For nonnegative $x \in \mathbb{R}_+^n$, $p \geq 1$ I want to find $\epsilon_{n,p}$ such that

$ \frac{n^{1/p}}{||1/x||_p} \geq \min (x) \geq \frac{n^{1/p}}{||1/x||_p} - \epsilon_{p,n} ||x||_\infty $

Here is how far I got. Without loss of generality, take $||x||_\infty=1$, furthermore, let $x$ be the vector $(m,1,...,1)$, where $m$ is the minimum element of $x$. Then our goal is to find the maximum value of

$\epsilon_{n,p}(m) = \left(\frac{n}{p - 1 + m^{-p}}\right)^{1/p} - m$

What is an upper bound on $\epsilon_{n,p}(m)$ on $m \in [0,1]$?
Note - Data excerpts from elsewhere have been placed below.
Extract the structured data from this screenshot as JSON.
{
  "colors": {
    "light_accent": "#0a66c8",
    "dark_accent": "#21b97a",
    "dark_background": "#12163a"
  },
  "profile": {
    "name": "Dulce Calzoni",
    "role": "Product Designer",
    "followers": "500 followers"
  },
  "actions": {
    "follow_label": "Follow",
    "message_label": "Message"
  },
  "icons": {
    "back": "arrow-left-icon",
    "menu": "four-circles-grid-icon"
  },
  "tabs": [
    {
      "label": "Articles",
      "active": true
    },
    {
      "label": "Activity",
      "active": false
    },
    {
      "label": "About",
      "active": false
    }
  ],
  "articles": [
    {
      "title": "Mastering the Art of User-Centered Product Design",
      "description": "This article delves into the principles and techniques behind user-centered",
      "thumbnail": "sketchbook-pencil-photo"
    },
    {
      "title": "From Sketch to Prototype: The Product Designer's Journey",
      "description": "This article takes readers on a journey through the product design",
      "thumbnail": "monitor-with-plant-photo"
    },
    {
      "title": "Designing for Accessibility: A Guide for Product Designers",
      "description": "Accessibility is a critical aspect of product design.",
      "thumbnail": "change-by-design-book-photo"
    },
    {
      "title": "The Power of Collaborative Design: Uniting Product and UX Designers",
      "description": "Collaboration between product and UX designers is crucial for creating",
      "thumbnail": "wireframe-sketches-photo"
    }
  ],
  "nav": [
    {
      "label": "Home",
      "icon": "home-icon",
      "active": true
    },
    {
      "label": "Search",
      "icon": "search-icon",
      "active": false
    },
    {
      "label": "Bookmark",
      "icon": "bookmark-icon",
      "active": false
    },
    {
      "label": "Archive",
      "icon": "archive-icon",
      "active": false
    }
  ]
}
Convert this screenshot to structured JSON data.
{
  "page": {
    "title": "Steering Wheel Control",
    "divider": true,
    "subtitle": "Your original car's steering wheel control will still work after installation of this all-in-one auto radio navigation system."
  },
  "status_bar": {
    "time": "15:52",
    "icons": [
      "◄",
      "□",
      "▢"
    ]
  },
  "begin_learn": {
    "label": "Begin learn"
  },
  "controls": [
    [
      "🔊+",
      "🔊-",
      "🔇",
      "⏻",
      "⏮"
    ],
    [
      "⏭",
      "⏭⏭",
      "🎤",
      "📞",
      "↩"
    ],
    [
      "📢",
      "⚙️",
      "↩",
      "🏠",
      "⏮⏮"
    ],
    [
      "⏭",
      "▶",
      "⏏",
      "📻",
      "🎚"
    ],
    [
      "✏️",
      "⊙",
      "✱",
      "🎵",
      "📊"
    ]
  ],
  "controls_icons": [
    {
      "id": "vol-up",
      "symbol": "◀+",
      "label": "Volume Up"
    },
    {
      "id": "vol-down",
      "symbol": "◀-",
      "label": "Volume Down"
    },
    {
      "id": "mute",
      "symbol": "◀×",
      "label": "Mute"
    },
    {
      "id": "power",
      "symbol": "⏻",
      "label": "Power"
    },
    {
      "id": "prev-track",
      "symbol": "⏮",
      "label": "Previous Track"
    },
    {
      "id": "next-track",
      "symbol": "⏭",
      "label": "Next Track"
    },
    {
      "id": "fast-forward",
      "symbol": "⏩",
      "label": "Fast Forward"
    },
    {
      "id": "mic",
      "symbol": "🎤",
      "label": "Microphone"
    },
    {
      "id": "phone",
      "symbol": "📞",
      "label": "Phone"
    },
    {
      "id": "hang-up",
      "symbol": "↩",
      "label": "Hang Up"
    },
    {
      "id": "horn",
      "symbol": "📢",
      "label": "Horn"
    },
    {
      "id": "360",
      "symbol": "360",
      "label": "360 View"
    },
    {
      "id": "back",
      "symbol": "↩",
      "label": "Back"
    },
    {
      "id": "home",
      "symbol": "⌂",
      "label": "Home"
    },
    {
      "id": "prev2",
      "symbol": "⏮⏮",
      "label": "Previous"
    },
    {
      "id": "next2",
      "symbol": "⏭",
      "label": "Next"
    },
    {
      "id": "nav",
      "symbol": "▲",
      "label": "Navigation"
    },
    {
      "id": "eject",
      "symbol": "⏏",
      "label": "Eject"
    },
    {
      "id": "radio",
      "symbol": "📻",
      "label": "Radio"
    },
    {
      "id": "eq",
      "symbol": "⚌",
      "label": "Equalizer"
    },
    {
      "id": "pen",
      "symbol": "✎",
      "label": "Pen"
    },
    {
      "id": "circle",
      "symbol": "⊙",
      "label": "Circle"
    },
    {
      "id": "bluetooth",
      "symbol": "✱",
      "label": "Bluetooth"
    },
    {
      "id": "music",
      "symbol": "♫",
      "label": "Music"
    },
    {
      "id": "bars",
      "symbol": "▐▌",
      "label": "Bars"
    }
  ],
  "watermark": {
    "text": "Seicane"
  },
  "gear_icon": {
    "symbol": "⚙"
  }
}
See this plot for n=3, p=3

1 Answers 1

3

[Edit to answer the modified question:]

For $p=1$, $\epsilon_{n,p}(m)=(n-1)m$ and there is no upper bound on $\epsilon$, so I will assume $p>1$.

The derivative of this new version of $\epsilon$ with respect to $m$ is

\epsilon'_{n,p}(m) = n^{1/p}m^{-(p+1)}\left(p - 1 + m^{-p}\right)^{-(p+1)/p} - 1\;.

Setting this to zero yields

$n^{1/p}m^{-(p+1)}\left(p - 1 + m^{-p}\right)^{-(p+1)/p}=1\;,$

$n^{-1/(p+1)}m^{p}\left(p - 1 + m^{-p}\right)=1\;,\tag{1}$

$(p - 1)m^p + 1=n^{1/(p+1)}\;,$

$m=\left(\frac{n^{1/(p+1)}-1}{p-1}\right)^{1/p}\;.\tag{2}$

Then using (1) to substitute $p - 1 + m^{-p}$ and (2) to substitute $m$ yields

$ \begin{eqnarray} \epsilon_{n,p}(m) &=& \left(n^{1/p}n^{-1/(p(p+1))}-1\right)m \\ &=& \left(n^{1/(p+1)}-1\right)\left(\frac{n^{1/(p+1)}-1}{p-1}\right)^{1/p} \\ &=& \left(\frac{\left(n^{1/(p+1)}-1\right)^{p+1}}{p-1}\right)^{1/p}\;. \end{eqnarray} $

For $n=3$, $p=3$, this is about $0.171$, in agreement with your plot. To show that this is always a global maximum, note that $\epsilon_{n,p}(m)$ goes to $0$ for $m\to0$ and to $-\infty$ for $m\to\infty$, so if the derivative vanishes at a single point, it must be a global maximum.

  • 0
    Noted, and thanks for the answer.2011-04-29